Harold Peter Henry “Pee Wee” Reese held down the spot at shortstop for the Brooklyn and LA Dodgers for eighteen years starting in 1940. He hailed from the small town of Ekron, Kentucky, later moving to Louisville where he didn’t start playing baseball until his senior year in high school due to his small size. The “Little Colonel” was bestowed on Reese when he was a player for the minor league Louisville Colonels. Likewise, his other nickname, “Pee Wee” originated in childhood where he was an acclaimed marbles player (a pee wee is a small marble). Despite the diminutive monikers, Reese was actually 5’10” as an adult player, an average height for a midfielder in mid 20th century professional baseball.
Brooklyn embraced Pee Wee Reese from the start and he and his second base teammate, Jackie Robinson, who joined him in 1947, became synonymous with Brooklyn baseball. Together they formed one of the most effective double play batteries of the decade, with much of this success owing to their deep and lasting friendship on and off the field. There are many stories surrounding Reese and his supporting role in Robinson’s breaking of the color barrier in Major League Baseball. It was Reese who refused to sign a boycott petition, prior to Robinson’s arrival, circulated by some of his southern teammates in the hope that they could reverse owner Branch Rickey’s decision to integrate. With his now famous line, “If he can take my job, he’s entitled to it,” Reese indelibly added himself to the history books as one of the good guys.

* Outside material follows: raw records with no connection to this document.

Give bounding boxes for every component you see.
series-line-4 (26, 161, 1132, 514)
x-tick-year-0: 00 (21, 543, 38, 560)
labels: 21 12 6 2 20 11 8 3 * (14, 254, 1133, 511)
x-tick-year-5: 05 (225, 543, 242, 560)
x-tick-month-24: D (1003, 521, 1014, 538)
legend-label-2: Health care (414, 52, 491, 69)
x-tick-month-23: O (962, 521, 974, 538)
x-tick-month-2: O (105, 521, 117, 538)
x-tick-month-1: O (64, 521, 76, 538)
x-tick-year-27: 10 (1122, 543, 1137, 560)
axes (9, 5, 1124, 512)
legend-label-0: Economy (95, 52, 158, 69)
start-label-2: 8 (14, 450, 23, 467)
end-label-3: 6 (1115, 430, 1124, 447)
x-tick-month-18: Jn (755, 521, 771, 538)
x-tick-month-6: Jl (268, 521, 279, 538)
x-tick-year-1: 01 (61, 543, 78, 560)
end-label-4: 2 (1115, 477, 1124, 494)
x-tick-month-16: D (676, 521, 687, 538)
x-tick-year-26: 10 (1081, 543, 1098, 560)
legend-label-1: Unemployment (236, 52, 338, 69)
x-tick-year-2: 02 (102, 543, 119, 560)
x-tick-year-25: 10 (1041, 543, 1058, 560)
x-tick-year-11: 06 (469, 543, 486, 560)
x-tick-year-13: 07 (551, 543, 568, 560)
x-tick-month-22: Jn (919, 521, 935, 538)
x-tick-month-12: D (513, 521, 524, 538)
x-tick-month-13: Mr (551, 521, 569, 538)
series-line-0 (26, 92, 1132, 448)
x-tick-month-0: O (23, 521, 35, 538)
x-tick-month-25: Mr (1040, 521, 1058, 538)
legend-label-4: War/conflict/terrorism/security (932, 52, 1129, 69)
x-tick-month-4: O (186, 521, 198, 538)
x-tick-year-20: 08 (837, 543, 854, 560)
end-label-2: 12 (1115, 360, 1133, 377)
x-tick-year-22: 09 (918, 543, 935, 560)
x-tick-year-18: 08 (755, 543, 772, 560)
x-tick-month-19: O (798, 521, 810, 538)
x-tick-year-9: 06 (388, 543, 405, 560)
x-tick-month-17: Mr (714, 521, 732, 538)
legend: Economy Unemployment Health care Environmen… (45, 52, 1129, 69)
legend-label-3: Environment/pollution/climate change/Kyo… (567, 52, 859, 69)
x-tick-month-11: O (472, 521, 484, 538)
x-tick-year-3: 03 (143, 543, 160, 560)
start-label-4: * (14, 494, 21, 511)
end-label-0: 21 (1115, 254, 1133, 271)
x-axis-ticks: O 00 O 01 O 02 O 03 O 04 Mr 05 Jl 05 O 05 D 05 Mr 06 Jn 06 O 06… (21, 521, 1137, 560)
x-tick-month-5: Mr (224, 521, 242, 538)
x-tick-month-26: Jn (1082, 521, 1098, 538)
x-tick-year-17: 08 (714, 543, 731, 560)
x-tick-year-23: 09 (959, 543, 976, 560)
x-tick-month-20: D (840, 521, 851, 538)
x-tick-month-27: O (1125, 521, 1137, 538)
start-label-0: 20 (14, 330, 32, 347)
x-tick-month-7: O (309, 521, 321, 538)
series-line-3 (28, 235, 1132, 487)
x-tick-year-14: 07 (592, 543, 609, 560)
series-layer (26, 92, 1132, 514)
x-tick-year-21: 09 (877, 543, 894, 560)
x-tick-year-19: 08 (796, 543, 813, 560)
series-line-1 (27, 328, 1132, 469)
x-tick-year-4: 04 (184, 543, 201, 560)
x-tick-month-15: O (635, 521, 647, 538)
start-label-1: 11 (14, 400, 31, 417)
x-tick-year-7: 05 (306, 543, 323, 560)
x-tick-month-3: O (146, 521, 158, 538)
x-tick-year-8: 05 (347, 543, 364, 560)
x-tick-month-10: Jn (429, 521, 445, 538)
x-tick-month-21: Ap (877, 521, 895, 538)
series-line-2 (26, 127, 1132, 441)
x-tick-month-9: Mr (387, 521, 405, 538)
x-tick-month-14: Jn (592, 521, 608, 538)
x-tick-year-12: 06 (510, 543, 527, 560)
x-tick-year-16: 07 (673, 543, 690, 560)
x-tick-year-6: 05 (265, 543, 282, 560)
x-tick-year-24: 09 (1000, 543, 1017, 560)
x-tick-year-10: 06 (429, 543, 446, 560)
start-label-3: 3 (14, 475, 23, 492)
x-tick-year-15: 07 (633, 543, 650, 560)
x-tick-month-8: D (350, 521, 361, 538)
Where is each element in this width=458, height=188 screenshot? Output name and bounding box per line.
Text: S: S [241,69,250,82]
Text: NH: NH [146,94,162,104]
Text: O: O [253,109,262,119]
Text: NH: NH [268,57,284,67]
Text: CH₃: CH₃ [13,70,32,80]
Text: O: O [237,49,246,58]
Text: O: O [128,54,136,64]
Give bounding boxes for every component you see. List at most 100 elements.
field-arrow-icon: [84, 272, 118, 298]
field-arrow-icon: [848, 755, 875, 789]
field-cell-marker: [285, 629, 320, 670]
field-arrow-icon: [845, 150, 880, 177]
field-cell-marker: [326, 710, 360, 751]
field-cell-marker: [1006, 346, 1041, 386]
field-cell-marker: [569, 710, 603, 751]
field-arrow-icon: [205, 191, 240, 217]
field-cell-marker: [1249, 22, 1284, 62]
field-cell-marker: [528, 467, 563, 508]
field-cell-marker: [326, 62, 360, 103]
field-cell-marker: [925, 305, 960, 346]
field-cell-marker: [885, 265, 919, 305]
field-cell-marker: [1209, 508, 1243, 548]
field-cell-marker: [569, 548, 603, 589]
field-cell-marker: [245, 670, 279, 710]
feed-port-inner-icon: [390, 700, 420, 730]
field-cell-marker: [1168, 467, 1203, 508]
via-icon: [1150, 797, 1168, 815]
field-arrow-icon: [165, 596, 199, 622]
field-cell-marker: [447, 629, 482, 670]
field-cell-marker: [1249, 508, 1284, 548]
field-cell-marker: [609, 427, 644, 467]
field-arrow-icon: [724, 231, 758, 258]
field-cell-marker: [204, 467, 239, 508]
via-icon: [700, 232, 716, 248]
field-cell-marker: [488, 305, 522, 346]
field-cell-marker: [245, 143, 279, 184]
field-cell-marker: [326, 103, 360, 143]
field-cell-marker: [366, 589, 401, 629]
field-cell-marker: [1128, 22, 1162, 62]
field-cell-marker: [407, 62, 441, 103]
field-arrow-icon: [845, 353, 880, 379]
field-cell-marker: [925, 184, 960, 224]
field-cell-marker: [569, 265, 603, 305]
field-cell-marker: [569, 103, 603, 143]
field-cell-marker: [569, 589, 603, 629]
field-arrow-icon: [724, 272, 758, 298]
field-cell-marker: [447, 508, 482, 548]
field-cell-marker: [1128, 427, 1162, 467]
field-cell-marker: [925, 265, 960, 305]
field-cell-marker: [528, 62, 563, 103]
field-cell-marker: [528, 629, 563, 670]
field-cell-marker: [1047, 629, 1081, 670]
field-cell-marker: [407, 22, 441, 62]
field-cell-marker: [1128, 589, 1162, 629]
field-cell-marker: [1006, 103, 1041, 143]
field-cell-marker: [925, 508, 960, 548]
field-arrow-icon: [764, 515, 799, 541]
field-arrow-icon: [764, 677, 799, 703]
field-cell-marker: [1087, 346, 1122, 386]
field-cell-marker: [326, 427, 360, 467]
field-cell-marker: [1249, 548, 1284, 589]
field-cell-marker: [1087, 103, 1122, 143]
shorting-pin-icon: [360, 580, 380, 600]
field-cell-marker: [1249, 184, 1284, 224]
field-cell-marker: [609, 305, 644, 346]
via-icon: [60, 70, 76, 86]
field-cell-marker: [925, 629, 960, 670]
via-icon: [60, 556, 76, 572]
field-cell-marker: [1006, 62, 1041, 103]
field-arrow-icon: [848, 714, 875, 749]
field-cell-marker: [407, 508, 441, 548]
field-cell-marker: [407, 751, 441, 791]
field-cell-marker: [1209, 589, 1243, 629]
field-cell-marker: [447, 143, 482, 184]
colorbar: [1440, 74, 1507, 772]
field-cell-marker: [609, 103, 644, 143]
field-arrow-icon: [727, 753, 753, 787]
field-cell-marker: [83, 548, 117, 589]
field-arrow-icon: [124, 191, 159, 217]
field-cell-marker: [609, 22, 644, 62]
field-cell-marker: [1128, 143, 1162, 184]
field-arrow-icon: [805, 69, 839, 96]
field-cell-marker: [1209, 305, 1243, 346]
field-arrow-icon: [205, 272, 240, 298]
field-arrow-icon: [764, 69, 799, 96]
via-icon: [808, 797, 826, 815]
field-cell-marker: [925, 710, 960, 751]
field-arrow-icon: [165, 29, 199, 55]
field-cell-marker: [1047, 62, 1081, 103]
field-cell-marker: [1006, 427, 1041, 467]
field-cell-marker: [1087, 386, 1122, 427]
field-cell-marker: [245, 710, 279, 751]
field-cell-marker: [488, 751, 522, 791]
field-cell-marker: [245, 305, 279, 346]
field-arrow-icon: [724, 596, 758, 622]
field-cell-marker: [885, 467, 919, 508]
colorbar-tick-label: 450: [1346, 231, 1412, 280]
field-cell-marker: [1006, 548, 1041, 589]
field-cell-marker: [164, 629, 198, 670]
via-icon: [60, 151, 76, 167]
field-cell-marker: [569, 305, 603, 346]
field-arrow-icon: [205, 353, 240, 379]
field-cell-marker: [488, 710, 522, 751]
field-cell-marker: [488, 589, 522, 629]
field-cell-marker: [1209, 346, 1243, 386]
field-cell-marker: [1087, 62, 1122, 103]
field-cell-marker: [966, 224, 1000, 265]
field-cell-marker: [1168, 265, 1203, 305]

This diptych painting, taken from a press photo dated prior to Robinson’s arrival, shows a young Reese being escorted off the field by teammates. I chose the causality of his injury to be a collision at second base, although it could have been a fight or a bean ball at home plate. Either way, I was drawn to this image of Reese, caught in the down time we often experience particular to baseball.
It is also a love letter to Ebbets Field, a place I was never able to experience but lived in its historic shadow for several years during my graduate education at Brooklyn College and first teaching job at Paul Robeson High School in Crown Heights. The frame is constructed to resemble one of the brick and brownstone Romanesque windows that adorned the main entrance on Montgomery St. In the crowd I included a few endearing Brooklynites, the members of the Sym-Phony and Hilda Chester, standing in a red dress, her cowbell temporarily replaced by a clutched kerchief at the sight of Pee Wee’s slow trot off the field; his tenacity, sportsmanship and enduring humanity, on display in a bloodied moment of defeat. Baseball, as in life, is full of wins and losses.